If we could grow vegetables and flowers like puns,
what a sepalous calyxy this would be!
What florescence! What efflorescence!
Pollination would never come cross,
and, at Christmas, all plants would wear anthers!
Pistil-Packing Mamas, in full bloom, full flower,
with late bloomers as a hedge, wearing flowery petal pushers
with no nasty tares and, in season, widows’ weeds,
would ply a weed-eating policy of hoe and sow.
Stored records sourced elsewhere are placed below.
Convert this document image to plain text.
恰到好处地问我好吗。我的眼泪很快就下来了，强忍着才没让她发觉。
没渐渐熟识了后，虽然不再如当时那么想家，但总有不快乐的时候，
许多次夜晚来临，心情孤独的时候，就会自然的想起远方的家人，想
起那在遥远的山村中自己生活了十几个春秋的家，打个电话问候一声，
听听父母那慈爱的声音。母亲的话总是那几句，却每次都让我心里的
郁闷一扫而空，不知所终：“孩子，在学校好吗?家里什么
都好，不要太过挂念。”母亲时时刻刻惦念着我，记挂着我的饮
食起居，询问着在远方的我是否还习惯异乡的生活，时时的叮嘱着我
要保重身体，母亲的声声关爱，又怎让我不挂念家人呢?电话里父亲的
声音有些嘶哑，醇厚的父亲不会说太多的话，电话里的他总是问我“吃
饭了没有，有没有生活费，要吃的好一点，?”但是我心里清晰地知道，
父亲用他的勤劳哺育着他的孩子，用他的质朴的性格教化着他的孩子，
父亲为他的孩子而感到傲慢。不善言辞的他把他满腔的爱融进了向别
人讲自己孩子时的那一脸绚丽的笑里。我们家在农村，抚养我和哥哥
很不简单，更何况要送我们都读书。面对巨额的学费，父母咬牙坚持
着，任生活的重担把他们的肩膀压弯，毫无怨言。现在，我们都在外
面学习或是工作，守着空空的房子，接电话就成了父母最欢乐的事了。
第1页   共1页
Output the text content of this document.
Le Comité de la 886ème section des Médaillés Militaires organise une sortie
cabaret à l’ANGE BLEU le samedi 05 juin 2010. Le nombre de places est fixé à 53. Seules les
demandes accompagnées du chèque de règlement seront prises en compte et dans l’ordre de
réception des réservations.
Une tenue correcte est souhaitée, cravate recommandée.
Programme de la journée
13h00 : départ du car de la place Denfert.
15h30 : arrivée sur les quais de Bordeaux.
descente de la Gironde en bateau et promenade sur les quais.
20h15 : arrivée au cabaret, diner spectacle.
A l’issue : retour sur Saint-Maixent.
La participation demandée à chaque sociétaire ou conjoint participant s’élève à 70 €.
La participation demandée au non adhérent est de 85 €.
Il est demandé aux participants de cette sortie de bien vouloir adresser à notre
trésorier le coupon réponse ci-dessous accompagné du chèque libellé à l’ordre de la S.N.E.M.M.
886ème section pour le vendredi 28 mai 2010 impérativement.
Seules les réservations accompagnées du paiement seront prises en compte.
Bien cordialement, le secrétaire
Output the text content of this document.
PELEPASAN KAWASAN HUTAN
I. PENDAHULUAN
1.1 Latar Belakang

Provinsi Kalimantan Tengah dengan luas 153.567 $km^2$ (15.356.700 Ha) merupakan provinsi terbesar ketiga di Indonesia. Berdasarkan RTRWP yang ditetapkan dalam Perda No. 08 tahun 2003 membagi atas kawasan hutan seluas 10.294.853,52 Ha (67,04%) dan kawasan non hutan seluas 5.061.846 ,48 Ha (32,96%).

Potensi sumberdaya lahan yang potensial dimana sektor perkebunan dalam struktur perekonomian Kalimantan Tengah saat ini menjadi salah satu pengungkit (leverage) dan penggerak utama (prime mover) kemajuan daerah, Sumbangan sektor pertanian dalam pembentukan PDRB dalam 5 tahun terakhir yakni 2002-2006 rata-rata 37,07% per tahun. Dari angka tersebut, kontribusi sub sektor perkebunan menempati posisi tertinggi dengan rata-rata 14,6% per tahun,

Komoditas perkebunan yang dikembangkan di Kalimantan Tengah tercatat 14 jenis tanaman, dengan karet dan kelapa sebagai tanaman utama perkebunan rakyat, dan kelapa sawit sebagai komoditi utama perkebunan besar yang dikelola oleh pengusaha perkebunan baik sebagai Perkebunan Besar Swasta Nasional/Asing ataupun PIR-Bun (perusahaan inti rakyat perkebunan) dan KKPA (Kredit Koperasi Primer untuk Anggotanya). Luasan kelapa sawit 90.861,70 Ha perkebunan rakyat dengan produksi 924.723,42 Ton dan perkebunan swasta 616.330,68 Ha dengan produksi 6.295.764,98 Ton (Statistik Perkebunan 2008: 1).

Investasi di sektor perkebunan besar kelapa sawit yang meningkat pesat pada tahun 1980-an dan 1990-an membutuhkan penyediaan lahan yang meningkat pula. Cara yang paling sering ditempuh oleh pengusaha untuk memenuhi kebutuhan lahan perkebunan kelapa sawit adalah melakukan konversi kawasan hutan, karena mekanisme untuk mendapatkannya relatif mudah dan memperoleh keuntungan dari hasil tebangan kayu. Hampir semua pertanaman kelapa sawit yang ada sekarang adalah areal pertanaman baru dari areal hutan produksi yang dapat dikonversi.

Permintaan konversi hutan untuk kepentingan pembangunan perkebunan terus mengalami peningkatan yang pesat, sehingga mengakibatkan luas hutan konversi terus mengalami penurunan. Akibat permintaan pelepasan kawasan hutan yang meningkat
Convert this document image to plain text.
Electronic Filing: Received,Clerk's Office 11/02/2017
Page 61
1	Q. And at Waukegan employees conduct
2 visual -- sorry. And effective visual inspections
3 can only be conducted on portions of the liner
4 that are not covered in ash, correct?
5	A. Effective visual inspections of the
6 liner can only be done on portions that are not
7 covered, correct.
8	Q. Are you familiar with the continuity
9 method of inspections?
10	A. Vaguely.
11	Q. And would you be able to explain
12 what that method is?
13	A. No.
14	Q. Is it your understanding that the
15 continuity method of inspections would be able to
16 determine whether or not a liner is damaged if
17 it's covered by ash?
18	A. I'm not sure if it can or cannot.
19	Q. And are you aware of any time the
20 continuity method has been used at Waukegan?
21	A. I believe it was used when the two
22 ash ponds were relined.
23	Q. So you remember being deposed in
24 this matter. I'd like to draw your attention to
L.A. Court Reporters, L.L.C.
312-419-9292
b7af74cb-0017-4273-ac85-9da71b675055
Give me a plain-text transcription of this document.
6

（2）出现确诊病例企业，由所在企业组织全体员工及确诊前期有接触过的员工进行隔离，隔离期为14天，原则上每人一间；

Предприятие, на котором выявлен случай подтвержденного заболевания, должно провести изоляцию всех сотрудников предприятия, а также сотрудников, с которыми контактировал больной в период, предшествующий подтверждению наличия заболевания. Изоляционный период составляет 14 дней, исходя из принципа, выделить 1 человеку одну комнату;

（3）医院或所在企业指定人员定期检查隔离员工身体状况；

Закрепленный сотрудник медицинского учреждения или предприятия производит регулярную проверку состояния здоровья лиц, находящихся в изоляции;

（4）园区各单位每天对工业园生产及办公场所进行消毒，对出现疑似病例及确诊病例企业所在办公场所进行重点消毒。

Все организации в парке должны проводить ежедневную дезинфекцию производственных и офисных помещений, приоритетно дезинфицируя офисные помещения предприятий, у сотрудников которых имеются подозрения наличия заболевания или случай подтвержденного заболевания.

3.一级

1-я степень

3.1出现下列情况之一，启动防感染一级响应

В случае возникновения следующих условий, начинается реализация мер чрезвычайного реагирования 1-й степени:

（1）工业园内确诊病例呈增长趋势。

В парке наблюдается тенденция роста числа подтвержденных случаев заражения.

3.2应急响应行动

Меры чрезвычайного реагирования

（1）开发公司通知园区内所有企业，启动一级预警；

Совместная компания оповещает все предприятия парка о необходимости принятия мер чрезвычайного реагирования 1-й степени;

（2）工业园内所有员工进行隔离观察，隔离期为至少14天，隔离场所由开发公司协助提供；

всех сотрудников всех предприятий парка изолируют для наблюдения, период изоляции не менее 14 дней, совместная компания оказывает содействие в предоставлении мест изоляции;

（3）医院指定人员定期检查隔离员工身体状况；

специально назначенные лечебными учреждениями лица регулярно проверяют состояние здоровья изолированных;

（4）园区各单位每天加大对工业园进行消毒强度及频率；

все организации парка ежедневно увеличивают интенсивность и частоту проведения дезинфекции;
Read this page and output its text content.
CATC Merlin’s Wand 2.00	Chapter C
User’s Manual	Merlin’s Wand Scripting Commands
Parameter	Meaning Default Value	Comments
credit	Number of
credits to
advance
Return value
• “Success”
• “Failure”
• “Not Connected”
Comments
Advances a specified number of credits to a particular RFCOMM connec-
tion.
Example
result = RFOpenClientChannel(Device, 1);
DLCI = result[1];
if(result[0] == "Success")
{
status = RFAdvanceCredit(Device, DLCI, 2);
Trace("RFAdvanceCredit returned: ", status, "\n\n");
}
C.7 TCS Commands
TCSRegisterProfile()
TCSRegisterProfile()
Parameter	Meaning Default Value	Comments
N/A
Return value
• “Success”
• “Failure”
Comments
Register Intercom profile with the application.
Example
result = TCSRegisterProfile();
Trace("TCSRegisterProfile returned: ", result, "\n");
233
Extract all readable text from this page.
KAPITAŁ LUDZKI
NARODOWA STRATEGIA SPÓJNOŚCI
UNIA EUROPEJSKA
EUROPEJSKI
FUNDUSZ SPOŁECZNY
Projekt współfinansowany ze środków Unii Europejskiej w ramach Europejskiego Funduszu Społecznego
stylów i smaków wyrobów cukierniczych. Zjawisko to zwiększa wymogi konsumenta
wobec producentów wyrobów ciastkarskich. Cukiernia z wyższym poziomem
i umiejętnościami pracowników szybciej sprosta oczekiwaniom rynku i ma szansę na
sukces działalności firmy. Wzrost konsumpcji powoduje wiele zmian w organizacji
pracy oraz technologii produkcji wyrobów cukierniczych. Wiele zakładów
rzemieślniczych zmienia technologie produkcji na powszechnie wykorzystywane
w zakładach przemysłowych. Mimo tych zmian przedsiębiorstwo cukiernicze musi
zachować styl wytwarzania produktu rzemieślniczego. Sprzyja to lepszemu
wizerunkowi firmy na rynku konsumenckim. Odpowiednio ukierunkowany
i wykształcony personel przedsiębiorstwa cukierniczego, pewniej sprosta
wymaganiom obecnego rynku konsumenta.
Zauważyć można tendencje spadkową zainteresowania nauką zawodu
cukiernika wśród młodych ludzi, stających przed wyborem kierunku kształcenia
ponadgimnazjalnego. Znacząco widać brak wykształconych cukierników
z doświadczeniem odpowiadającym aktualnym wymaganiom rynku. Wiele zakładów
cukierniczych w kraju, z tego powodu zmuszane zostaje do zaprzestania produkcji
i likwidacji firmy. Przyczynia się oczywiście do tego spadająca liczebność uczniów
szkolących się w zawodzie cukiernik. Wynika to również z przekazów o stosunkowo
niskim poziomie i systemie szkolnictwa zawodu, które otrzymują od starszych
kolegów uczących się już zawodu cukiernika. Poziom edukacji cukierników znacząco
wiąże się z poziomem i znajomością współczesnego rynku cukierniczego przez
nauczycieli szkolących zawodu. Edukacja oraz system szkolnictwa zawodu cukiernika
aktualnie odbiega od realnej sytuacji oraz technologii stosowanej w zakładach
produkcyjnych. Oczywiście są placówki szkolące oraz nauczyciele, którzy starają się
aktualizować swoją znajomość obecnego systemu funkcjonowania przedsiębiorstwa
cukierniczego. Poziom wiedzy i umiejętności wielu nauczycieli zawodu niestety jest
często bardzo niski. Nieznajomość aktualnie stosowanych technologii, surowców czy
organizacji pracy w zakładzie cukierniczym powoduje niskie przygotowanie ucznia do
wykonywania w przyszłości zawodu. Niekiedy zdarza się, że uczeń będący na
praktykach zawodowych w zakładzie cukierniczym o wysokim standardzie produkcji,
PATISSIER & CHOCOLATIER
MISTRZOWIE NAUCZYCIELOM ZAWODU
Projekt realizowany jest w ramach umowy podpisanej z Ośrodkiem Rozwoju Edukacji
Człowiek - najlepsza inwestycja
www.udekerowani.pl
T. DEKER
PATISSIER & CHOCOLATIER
Not a shrinking violet among them! These garden plotters
would need no trowel and error, but would know
to grow after stamen and filament
until all the style was variegated hybrids
and the only stigmata, non-green thumbs.
Nor would we have to wait until spring icumen in
for punlips to lhude sing, cuccu.
Not that life would be all edenic—
you could never enter a garden innocently,
for a petunia might bite you for your lack of wit.
And you might miss being led down the garden path,
for the only sinners here raise too much cane,
nip themselves in the bud, fail to talk in leaflets,
and try to stem their stock.
Even Ms. Camellia Bloomer,
though an intemperate relative of Amelia
and a potted planter in her flush and prime,
would never be allowed to fade upon the vine.
You’d never again be a plain old garden variety
or be arrested for stalking, or get pinched in the bud,
and this primrose path would lead to tell.
No one would fall out of the punlips garden
except for exceeding snake in the sass.